Europe should increase tariffs on Russian energy exports, specifically oil. The Economist debunks the misconception that an embargo on Russian energy exports “would plunge Europe into recession without doing much to hurt Vladimir Putin and his war effort.” Russia is not in a position to find new markets and redirect its oil and gas exports fast. Its recent cuts in supplies to Poland and Bulgaria are more a demonstration of power than a strategic change of policy (see The Economist). At the same time, it is also inappropriate for Europe to finance the Russian military machine by continuing “business as usual.” The solution resides in increasing tariffs that “could in effect seize some of Russia’s oil profits without disrupting supply.”

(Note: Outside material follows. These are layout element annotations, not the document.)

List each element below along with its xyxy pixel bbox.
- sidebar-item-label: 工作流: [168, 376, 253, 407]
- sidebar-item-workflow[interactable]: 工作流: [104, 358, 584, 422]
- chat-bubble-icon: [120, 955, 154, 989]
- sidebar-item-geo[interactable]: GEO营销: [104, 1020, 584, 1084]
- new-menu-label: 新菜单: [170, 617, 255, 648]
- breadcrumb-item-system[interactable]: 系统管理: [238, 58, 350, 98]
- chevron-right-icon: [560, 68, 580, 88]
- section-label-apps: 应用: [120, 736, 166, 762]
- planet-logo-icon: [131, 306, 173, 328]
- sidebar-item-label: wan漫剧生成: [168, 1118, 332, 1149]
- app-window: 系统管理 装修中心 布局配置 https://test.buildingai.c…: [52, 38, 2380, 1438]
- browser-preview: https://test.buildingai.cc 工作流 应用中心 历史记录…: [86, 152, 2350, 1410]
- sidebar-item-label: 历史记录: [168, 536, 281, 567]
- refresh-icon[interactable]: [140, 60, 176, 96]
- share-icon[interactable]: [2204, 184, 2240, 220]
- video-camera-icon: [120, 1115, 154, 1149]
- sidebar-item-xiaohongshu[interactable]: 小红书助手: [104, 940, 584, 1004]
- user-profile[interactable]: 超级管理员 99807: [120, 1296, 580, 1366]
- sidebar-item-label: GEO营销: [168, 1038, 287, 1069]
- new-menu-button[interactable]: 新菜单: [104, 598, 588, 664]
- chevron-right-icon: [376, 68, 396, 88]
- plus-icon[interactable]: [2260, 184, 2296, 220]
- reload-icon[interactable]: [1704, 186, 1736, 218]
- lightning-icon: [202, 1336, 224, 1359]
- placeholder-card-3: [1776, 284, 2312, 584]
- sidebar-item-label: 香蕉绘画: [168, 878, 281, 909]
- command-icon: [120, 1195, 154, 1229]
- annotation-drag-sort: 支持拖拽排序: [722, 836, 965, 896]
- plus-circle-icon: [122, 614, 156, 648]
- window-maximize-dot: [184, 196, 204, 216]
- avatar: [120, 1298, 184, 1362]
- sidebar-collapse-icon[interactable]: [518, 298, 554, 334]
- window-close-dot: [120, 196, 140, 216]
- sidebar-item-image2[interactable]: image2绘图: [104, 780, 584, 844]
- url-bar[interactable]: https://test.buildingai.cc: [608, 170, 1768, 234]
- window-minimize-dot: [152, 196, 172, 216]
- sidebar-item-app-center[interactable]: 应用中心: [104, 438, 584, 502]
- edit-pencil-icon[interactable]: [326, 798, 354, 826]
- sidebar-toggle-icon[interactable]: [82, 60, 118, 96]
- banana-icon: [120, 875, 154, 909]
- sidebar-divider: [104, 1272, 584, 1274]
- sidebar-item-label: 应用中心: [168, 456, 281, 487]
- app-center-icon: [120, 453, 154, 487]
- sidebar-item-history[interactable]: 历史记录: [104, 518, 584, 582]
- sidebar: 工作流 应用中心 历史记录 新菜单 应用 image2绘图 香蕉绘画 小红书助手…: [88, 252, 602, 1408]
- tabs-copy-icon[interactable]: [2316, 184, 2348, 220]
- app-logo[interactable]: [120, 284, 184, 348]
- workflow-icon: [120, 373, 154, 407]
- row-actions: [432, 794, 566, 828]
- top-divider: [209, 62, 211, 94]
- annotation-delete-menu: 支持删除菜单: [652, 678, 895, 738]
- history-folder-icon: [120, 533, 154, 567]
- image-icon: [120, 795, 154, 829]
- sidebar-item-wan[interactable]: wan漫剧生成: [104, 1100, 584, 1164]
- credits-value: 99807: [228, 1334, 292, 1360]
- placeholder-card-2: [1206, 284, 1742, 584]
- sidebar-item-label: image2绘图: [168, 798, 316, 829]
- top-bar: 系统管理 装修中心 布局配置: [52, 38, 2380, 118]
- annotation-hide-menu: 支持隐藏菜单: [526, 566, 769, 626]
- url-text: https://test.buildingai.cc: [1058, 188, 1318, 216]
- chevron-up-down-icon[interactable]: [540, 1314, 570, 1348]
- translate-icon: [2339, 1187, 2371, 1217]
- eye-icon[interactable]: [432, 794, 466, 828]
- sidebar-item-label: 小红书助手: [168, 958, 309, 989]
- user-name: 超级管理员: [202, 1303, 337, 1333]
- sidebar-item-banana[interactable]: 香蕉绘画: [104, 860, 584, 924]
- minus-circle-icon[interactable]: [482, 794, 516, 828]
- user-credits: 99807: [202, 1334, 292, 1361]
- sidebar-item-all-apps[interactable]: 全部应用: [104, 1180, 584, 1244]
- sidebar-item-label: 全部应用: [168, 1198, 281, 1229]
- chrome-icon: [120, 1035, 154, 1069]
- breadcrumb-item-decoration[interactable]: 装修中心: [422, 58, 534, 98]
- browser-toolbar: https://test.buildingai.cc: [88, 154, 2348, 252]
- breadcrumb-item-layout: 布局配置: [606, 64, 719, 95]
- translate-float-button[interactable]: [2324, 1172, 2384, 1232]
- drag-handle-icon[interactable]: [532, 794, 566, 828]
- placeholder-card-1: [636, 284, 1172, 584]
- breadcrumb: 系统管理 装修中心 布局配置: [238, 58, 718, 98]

Craig Kennedy (Politico) also mentions that Russia does not have many options to redirect its oil exports from Europe to new “friendly markets.” The best way to deal with the aggressor, according to Kennedy, is a combination of smart sanctions that anticipate redesigned tariffs, the introduction of a new regulating authority, and consignment of the Russian oil money for Ukraine’s reconstruction.
NATO should prepare for confrontation in cyberspace. Erica D. Lonergan and Sara B. Moller (Politico) underscore that in 2014 NATO’s Article 5 collective defence pledge expanded to cyberspace. However, the types of cyber-attacks that would trigger Article 5 were not specified. This challenge of specification stems from the fact that cyber-attacks usually inflict virtual, not physical damage. In this light, NATO should closely monitor the Russo-Ukrainian war because cyberspace has become a separate battlefield there. NATO should also be cautious, as Russia may launch cyber-attacks against its members in revenge for the imposed sanctions.